O arquivo é artificial. A pessoa reconhecida nele é real e passa a carregar o peso social de uma intimidade que nunca existiu. Precisa explicar o vídeo a colegas, clientes e familiares. Em alguns casos, enfrenta chantagem ou perseguição. Publicar uma fotografia na internet nunca autorizou ninguém a transformá-la em conteúdo sexual.

O ordenamento brasileiro já oferece instrumentos para reagir. A Constituição protege intimidade, vida privada, honra e imagem. O Código Civil permite interromper o uso indevido da imagem e buscar indenização pelos prejuízos causados.
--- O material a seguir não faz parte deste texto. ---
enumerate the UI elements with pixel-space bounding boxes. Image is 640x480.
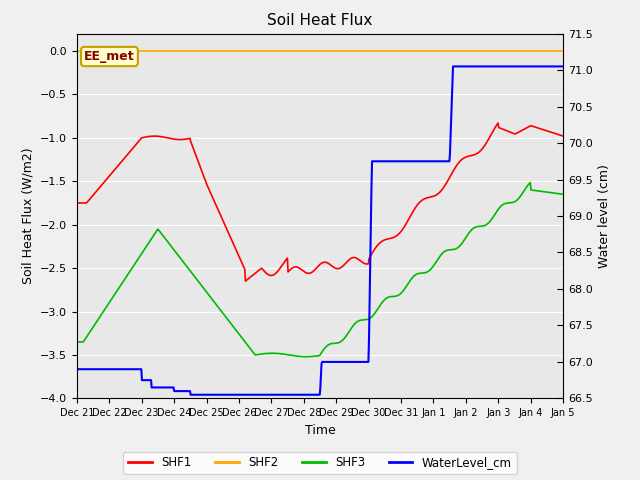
Line: SHF1: SHF1 [77, 123, 563, 281]
SHF2 [383, 48, 390, 54]
SHF3 [356, 317, 364, 323]
SHF3 [103, 304, 111, 310]
SHF1 [241, 278, 249, 284]
WaterLevel_cm [103, 366, 111, 372]
SHF3 [73, 339, 81, 345]
SHF1 [369, 250, 376, 255]
SHF3 [303, 354, 310, 360]
WaterLevel_cm [449, 63, 457, 69]
WaterLevel_cm [383, 158, 391, 164]
Line: SHF3: SHF3 [77, 182, 563, 357]
SHF3 [492, 209, 500, 215]
X-axis label: Time: Time [305, 424, 335, 437]
WaterLevel_cm [559, 63, 567, 69]
SHF2 [355, 48, 363, 54]
WaterLevel_cm [73, 366, 81, 372]
Y-axis label: Soil Heat Flux (W/m2): Soil Heat Flux (W/m2) [21, 148, 35, 284]
SHF1 [559, 133, 567, 139]
SHF2 [559, 48, 567, 54]
SHF3 [559, 192, 567, 197]
SHF1 [383, 236, 391, 242]
Text: EE_met: EE_met [84, 50, 135, 63]
SHF3 [442, 248, 450, 253]
Title: Soil Heat Flux: Soil Heat Flux [268, 13, 372, 28]
SHF1 [442, 180, 450, 186]
SHF3 [369, 313, 376, 319]
WaterLevel_cm [442, 158, 450, 164]
SHF1 [492, 123, 500, 129]
SHF2 [492, 48, 499, 54]
SHF2 [73, 48, 81, 54]
SHF1 [356, 258, 364, 264]
SHF1 [103, 176, 111, 182]
Legend: SHF1, SHF2, SHF3, WaterLevel_cm: SHF1, SHF2, SHF3, WaterLevel_cm [124, 452, 516, 474]
SHF1 [494, 120, 502, 126]
SHF3 [383, 295, 391, 300]
SHF2 [442, 48, 449, 54]
WaterLevel_cm [369, 158, 376, 164]
WaterLevel_cm [493, 63, 500, 69]
SHF3 [527, 180, 534, 185]
WaterLevel_cm [187, 392, 195, 397]
Y-axis label: Water level (cm): Water level (cm) [598, 164, 611, 268]
SHF1 [73, 200, 81, 206]
SHF2 [103, 48, 111, 54]
SHF2 [368, 48, 376, 54]
Line: WaterLevel_cm: WaterLevel_cm [77, 66, 563, 395]
WaterLevel_cm [356, 359, 364, 365]
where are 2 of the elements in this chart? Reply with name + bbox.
No campo penal, a resposta depende da conduta. Criar a montagem, divulgá-la, ameaçar sua publicação ou utilizá-la para perseguir e extorquir a vítima são comportamentos distintos e podem receber enquadramentos diferentes.

Desde abril de 2025, a Lei nº 15.123 aumentou pela metade a pena do crime de violência psicológica contra a mulher quando a conduta utiliza inteligência artificial ou outro recurso tecnológico capaz de alterar sua imagem ou seu som.

A aplicação do artigo 218-C do Código Penal às montagens inteiramente sintéticas ainda gera discussão. O dispositivo pune a divulgação não consentida de cenas de sexo, nudez ou pornografia, mas não menciona expressamente conteúdo fabricado por inteligência artificial. O Congresso discute propostas para tratar especificamente da produção e da circulação de pornografia falsa. Por enquanto, cada caso precisa ser examinado a partir dos instrumentos civis e penais já existentes.

A reação da vítima envolve duas urgências: retirar o conteúdo e preservar a prova. Elas nem sempre caminham na mesma direção.

Capturas de tela, endereços eletrônicos, identificação dos perfis e registros das mensagens podem ser decisivos para chegar a quem produziu ou compartilhou o arquivo. Pedir a exclusão antes de guardar qualquer evidência pode dificultar a investigação. Por isso, a orientação jurídica recebida no primeiro momento vale tanto quanto a rapidez da denúncia.

Mesmo uma ordem de remoção possui limites. O vídeo pode ter sido baixado, reenviado em grupos privados ou publicado novamente em outra plataforma. A atuação jurídica procura conter sua circulação, reduzir o alcance e identificar os responsáveis. Nem sempre será possível eliminar todas as cópias, e é preciso dizer isso à vítima com honestidade.

Quem criou ou divulgou o conteúdo pode responder conforme sua participação e as consequências provocadas. A reparação pode abranger danos morais e prejuízos materiais comprovados, como perda de contratos ou despesas médicas.

As plataformas também ocupam posição relevante. O artigo 21 do Marco Civil da Internet prevê a retirada, após notificação, de material íntimo divulgado sem autorização. Sua aplicação às cenas inteiramente fabricadas ainda exige definição mais clara, porque o dispositivo não menciona conteúdo íntimo sintético.

Em junho de 2025, o Supremo Tribunal Federal ampliou as hipóteses em que plataformas podem ser responsabilizadas depois de terem ciência de conteúdo ilícito. A decisão não criou responsabilidade automática por qualquer publicação, mas afastou a ideia de que o provedor sempre pode permanecer inerte até receber ordem judicial.

Quando o conteúdo chega ao ambiente profissional, a empresa precisa reagir sem ampliar a exposição. Deve preservar evidências, restringir a circulação interna e proteger a vítima contra comentários e retaliações. Uma investigação mal conduzida agrava o dano que deveria conter.

A análise dos desenvolvedores também precisa considerar o tipo de serviço oferecido. Uma ferramenta de uso geral não ocupa a mesma posição de um negócio criado e monetizado para fabricar nudez sem consentimento. Quem obtém receita com essa violência não pode se esconder atrás da neutralidade tecnológica.

A inteligência artificial tornou possível fabricar uma intimidade com aparência suficiente para atingir uma reputação verdadeira.

Demonstrar que a imagem é falsa resolve apenas uma parte do problema. A resposta jurídica precisa conter a circulação, identificar os responsáveis e impedir que a mulher continue pagando o preço de uma cena que nunca viveu.